Link: Chollet on limitations of deep learning

Francois Chollet: The limitations of Deep Learning. (17 July 2017.)

Chollet has an insightful geometric explanation about internal workings of DL I had not fully internalized:

At their core, deep neural nets still ‘merely’ implement smooth transformations on the input data (implemented via the several layers deep NN). On some level, I ‘knew’ this. However, Chollet’s explanation helped me to understand what kind of fundamental limitations that imposes on the functions or programs $f: X \to Y$ that can be learned with DL.

(See the metaphor about taking a sheet of paper, and crumpling it into a very complicated ball.) And how this “crumpling” is done is guided by the training examples $x \in X, y \in Y$, and only by them.

To learn any robust function $f: X \to Y$, for example $f$ that classifies images $X$ to labels $Y$, we need a stunning amount of samples. In more precise language, we need a dense (representative) sample from the space of images $X$ we want to classify, because DNs generalize only on the training data points and (moreover) DNs can generalize only in a quite specific (limited) way.
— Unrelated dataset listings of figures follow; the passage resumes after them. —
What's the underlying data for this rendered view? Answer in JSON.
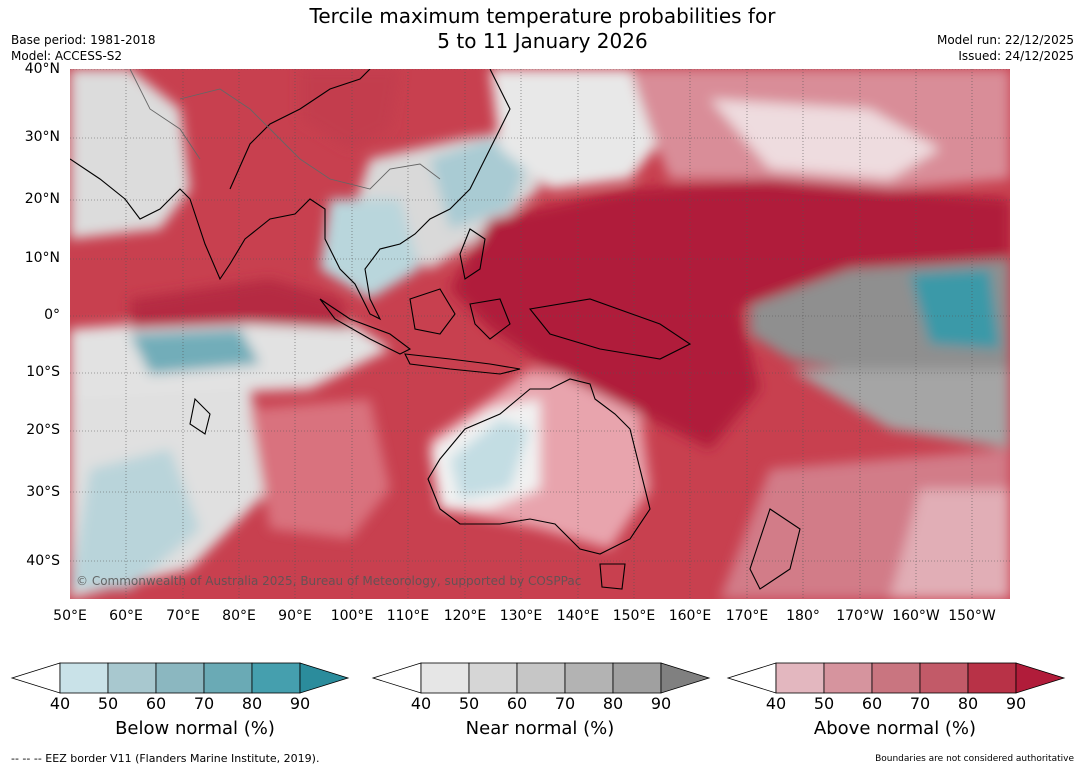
{
  "title_line1": "Tercile maximum temperature probabilities for",
  "title_line2": "5 to 11 January 2026",
  "base_period": "Base period: 1981-2018",
  "model": "Model: ACCESS-S2",
  "model_run": "Model run: 22/12/2025",
  "issued": "Issued: 24/12/2025",
  "latitude_labels": [
    "40°N",
    "30°N",
    "20°N",
    "10°N",
    "0°",
    "10°S",
    "20°S",
    "30°S",
    "40°S"
  ],
  "longitude_labels": [
    "50°E",
    "60°E",
    "70°E",
    "80°E",
    "90°E",
    "100°E",
    "110°E",
    "120°E",
    "130°E",
    "140°E",
    "150°E",
    "160°E",
    "170°E",
    "180°",
    "170°W",
    "160°W",
    "150°W"
  ],
  "credit": "© Commonwealth of Australia 2025, Bureau of Meteorology, supported by COSPPac",
  "colorbars": [
    {
      "title": "Below normal (%)",
      "ticks": [
        "40",
        "50",
        "60",
        "70",
        "80",
        "90"
      ],
      "colors": [
        "#ffffff",
        "#c9e2e8",
        "#a8c8cf",
        "#8bb7c0",
        "#6aaab5",
        "#459fae",
        "#2b8c9c"
      ]
    },
    {
      "title": "Near normal (%)",
      "ticks": [
        "40",
        "50",
        "60",
        "70",
        "80",
        "90"
      ],
      "colors": [
        "#ffffff",
        "#e6e6e6",
        "#d6d6d6",
        "#c6c6c6",
        "#b3b3b3",
        "#a0a0a0",
        "#808080"
      ]
    },
    {
      "title": "Above normal (%)",
      "ticks": [
        "40",
        "50",
        "60",
        "70",
        "80",
        "90"
      ],
      "colors": [
        "#ffffff",
        "#e3b7bf",
        "#d6949e",
        "#c97580",
        "#c25a68",
        "#b83247",
        "#b11c3a"
      ]
    }
  ],
  "footer_left": "-- -- -- EEZ border V11 (Flanders Marine Institute, 2019).",
  "footer_right": "Boundaries are not considered authoritative"
}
(I was also surprised how this blog post of Chollet’s (written yesterday!) that I noticed by chance on the totally unrelated forum is very related to the speculative musings (fi) I wrote yesterday: most importantly, it explains why some of my thoughts were probably misguided. There are bounds on what kind of abstractions can be achieved with merely forming ‘geometric transformations’ (as Chollet calls them). Mainly, the features that can be learned probably can’t be very abstract, in the human cognitive sense of the word. Especially what kind of features the later layers in a visual processing DNN “chain” will learn – that is going to be very much influenced by the programmer’s choices of 1) the architecture (ie how $f$ is restricted; it is a less of a black box than it may sound) and 2) the precise nature of the target space $Y$.)